The low hit me as I realized I was unable to afford any of the pieces in his collection. And nor was I able to buy them anyway as the whole collection sold out instantly in New York City. I look back on being backstage at his first (and subsequent) shows with much fondness. Once he threw a full on carnival in a parking lot! Imagine models tossing their size 9.5 Manolo’s on concrete to hop into a bouncy castle.
Those models were his muses and he was known for an off-duty model look. I am about a foot too short, 20-30lbs too fat, and three cup sizes too large to be mistaken for a model so not an ideal customer.
Normally one could politely ask for samples or gifting if one helped break a collection, but this was not a sample collection that would have fit me. I’m a size 7 shoe and those boobs do me no favors for hanger sizes.
Still I wanted one item badly. Even if I couldn’t afford it and I couldn’t find it in stores, I kept an eye out everywhere for it.
The coveted item was a pair of high waisted pleated black wool trousers (lined with an ample cuff) that was the wearable merchandising anchor to a collection that was otherwise a bit tricky for mere mortals to wear.
For the men (and some women) who haven’t given thought to runway models, the metrics are specific. You need to be over 5’ 10”, never over 115lbs and have an A cup to fit a designer runway model call sheet.
These aren’t aesthetic preferences, just that models are a glorified hanger and not a person for purposes of ease of fitting. Yes it’s a bit degrading.
And so I resigned myself to never getting those pants and having only the glory of discovery and first to market coverage. Though the proof on that may be debated.
But then a small miracle happened. As I was relocating to San Francisco (by the buyer of my first startup) I began to get invited to events and parties.
A brand new Barney’s opened up off Union Square in San Francisco. An old girlfriend who had just married and moved to San Francisco told me “you will love the shopping out here as the good stuff never sells out!”
Mind you the collection had sold out in other fashion capitals. I had called around. I asked all the major stockists. It just wasn’t to be had anywhere.
But the new Barney’s was very late in opening and had stock from the previous season saved. I missed the opening party but thought maybe I’ll see something from the newer collection and I’ll splurge.
Well I got even luckier than I imagined. The pants were not only at the new Barney’s but on the sale rack. No one in the market had even liked them.
The salesgirl said weren’t moving as they were too formal and too trend forward for the town.
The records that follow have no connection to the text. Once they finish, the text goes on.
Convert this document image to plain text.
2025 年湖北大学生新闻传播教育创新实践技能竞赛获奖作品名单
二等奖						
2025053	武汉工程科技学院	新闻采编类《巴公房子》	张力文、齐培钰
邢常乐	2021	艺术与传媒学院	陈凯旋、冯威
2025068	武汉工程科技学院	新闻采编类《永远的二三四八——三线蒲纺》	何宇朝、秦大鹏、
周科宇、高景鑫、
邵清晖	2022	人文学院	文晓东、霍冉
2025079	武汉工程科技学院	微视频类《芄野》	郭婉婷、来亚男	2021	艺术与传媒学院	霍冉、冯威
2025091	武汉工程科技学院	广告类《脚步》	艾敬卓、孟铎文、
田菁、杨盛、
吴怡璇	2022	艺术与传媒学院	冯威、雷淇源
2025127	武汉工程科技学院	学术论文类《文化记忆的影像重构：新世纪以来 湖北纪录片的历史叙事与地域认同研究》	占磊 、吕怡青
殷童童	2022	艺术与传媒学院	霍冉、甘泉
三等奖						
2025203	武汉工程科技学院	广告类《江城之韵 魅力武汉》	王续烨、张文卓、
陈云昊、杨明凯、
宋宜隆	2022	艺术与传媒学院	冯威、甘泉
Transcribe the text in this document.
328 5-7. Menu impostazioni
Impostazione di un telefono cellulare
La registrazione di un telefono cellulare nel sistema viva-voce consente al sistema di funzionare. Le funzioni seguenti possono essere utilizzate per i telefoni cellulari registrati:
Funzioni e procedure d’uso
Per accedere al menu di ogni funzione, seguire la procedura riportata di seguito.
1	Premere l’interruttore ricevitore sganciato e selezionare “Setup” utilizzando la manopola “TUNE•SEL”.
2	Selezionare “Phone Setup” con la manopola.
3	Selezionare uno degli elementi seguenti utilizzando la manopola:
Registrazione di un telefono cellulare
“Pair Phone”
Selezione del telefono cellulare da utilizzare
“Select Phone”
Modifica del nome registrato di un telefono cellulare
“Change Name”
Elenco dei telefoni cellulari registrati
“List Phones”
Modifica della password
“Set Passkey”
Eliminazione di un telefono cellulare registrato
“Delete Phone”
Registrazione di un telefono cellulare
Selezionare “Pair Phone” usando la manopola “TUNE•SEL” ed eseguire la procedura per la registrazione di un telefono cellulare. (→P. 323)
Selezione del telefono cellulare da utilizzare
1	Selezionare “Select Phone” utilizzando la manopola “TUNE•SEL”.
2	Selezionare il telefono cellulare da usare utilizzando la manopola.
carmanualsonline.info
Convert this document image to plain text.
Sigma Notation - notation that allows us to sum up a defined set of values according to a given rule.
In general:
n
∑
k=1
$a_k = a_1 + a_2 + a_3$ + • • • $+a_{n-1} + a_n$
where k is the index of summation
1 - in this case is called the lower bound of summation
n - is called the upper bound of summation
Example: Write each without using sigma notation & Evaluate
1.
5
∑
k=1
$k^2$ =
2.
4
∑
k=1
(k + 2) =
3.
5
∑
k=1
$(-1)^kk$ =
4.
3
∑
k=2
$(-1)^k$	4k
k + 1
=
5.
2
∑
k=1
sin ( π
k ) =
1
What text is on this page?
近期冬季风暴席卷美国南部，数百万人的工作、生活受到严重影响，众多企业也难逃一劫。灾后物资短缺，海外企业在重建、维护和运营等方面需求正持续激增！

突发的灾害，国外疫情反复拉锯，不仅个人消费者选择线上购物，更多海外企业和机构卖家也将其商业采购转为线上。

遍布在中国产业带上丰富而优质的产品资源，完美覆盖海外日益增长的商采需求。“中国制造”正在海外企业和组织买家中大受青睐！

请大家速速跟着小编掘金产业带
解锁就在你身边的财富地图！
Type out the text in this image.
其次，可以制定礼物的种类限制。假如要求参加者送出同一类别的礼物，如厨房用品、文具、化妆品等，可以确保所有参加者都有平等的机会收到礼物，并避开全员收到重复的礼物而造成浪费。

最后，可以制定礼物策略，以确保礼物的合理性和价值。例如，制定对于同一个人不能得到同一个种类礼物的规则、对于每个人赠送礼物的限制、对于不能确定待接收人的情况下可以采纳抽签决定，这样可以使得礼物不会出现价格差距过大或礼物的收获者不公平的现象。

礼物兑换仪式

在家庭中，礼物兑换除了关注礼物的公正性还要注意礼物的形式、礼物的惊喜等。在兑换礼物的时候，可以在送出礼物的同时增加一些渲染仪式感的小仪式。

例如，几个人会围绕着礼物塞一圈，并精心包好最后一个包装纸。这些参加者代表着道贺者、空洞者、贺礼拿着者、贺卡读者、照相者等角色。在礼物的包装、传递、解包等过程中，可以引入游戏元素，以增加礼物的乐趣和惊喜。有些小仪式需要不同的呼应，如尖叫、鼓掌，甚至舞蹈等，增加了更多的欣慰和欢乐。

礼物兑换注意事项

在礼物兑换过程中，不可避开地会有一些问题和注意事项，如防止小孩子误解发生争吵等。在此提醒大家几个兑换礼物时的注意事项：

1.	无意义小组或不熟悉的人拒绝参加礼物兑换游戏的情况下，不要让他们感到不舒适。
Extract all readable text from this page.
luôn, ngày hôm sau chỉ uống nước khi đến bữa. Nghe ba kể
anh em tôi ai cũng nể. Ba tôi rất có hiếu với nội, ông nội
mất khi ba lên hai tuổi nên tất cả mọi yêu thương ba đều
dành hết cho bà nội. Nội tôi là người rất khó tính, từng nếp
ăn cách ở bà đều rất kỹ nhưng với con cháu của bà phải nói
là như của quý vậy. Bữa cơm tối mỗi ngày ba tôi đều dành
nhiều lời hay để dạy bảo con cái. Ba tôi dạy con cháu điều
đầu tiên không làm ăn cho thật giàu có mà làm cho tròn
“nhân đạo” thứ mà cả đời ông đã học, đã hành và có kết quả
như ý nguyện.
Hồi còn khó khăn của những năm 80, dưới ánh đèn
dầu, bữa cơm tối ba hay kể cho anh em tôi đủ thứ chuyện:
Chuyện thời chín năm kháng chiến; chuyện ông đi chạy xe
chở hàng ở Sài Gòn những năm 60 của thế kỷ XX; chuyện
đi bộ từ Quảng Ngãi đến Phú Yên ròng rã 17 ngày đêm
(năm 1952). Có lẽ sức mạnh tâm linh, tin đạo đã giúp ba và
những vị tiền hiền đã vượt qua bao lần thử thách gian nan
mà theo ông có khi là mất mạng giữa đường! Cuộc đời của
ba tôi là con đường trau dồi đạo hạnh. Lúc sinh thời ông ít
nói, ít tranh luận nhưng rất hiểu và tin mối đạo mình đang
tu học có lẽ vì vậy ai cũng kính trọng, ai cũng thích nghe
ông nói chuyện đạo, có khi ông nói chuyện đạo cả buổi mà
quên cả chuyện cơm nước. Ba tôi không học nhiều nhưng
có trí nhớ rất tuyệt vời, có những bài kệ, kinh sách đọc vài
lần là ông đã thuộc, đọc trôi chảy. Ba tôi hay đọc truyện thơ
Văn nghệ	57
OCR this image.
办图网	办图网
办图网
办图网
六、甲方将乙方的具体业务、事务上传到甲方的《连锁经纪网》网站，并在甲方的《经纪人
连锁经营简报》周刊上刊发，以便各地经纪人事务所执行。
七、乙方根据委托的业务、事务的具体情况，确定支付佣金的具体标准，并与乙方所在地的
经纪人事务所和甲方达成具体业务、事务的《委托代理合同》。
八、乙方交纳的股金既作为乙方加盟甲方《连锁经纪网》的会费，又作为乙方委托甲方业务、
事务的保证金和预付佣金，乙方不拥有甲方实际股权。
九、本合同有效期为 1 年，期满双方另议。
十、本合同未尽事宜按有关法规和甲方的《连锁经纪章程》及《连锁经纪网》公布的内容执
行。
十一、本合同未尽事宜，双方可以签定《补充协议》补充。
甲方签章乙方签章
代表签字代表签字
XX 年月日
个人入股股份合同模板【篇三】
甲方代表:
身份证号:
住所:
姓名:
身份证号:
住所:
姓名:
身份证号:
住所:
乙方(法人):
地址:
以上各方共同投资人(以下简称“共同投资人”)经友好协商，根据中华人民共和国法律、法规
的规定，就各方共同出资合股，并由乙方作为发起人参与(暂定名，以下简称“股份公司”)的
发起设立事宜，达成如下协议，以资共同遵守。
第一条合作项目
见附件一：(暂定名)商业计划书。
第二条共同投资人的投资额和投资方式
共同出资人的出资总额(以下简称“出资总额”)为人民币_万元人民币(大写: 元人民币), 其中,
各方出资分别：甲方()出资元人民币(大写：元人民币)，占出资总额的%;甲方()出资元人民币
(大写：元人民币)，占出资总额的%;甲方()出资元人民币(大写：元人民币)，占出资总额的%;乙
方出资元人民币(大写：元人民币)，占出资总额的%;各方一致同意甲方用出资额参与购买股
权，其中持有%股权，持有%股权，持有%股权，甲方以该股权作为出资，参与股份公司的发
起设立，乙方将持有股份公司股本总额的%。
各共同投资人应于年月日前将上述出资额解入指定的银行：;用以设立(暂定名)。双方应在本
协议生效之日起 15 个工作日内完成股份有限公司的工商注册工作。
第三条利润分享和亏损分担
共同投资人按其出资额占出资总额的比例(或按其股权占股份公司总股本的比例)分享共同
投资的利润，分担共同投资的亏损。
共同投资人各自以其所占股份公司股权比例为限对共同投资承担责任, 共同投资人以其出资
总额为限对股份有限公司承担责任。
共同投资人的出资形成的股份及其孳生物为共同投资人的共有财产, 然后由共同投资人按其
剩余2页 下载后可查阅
They were having trouble moving most of the pieces from the designer in fact.
There were multiple pairs of the pants in size 38. That is a size 6 in American sizing which is almost always the first to sell out. I purchased it without even thinking. They were 40% off.
I still wear them to this day. And anytime I visit a bigger city or capital with a retailer of high end fashion, or designer goods, I’ll go looking. Sometimes in the strangest places you will find the exact item you wanted marked off in the middle of February.